AAJ: Now contrast that with where you guys are as a band now in terms of the type of music you're trying to play and the direction that you're heading.
SM: We feel like we've tried our best to digest the whole vintage approach to groove music. We've checked out a lot of the funk stuff and the groove and soul jazz stuff. We're all playing on vintage instruments, and then we've tried to take what elements of current technology and current music that we dig. Say like if we use loops or something, we try to use loops of me, you know. We're not really using loops of drum machines. We've maybe done that a little bit, but in general we try to use loops of me and like maybe effect them with vintage pedals or something. So that we're not doing stuff like too much programming, you know. Obviously everybody records with Protools now 'cause they don't even make 2-track tape anymore, they quit manufacturing it. So you don't have much of a choice but to record with Protools or with some kind of computer technology nowadays. But we tried to, you know, as opposed to taking the Britney Spears approach to making music, we try to use that as a recording device.

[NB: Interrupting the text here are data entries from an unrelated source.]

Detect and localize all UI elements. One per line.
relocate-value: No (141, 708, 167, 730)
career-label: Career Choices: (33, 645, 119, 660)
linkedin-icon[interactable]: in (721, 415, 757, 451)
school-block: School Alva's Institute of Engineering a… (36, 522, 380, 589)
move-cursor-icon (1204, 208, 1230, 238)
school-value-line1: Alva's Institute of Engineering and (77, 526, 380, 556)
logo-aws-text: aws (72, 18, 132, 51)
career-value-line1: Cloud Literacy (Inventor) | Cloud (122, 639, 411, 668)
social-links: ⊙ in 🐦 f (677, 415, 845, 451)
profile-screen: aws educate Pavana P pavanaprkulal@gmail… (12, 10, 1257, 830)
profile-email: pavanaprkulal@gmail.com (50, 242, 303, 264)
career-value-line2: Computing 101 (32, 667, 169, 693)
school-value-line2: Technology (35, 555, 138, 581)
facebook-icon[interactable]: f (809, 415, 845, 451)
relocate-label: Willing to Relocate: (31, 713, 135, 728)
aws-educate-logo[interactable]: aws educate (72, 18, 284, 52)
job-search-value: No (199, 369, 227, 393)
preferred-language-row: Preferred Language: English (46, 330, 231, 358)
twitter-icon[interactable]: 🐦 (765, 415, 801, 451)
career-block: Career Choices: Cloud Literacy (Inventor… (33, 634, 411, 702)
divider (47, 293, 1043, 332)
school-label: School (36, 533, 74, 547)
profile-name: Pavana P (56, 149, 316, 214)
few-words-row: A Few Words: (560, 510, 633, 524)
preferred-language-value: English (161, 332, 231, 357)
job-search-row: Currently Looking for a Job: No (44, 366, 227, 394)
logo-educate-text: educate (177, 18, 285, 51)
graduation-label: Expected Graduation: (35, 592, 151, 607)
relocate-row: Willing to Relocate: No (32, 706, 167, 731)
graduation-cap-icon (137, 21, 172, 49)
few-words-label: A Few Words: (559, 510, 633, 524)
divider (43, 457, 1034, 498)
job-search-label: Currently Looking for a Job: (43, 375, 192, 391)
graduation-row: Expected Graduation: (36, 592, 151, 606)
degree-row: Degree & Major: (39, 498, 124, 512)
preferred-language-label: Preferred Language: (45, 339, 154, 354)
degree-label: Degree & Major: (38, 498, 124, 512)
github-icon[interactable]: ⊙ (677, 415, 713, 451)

We're still trying to come at it rooted in the vintage approach, you know, using vintage instruments. So nowadays, you know, we get into different sounds and tones, and really try to get experimental with the tones we're using. Like, Ben might be playing through different kinds of effects which he kind of got introduced to through Skerik. So Ben [Ellman, saxophonist] is playin' through different stuff, so some of the melodies that we have, it's hard to tell if it's a sax or a guitar through distortion. But it's all coming from, you know, vintage instruments. I don't think any of us are playing on anything made past 1970, really. (laughter). Everybody's got either 60s or 50s gear. I think Rich [Vogel] has got a 50s organ.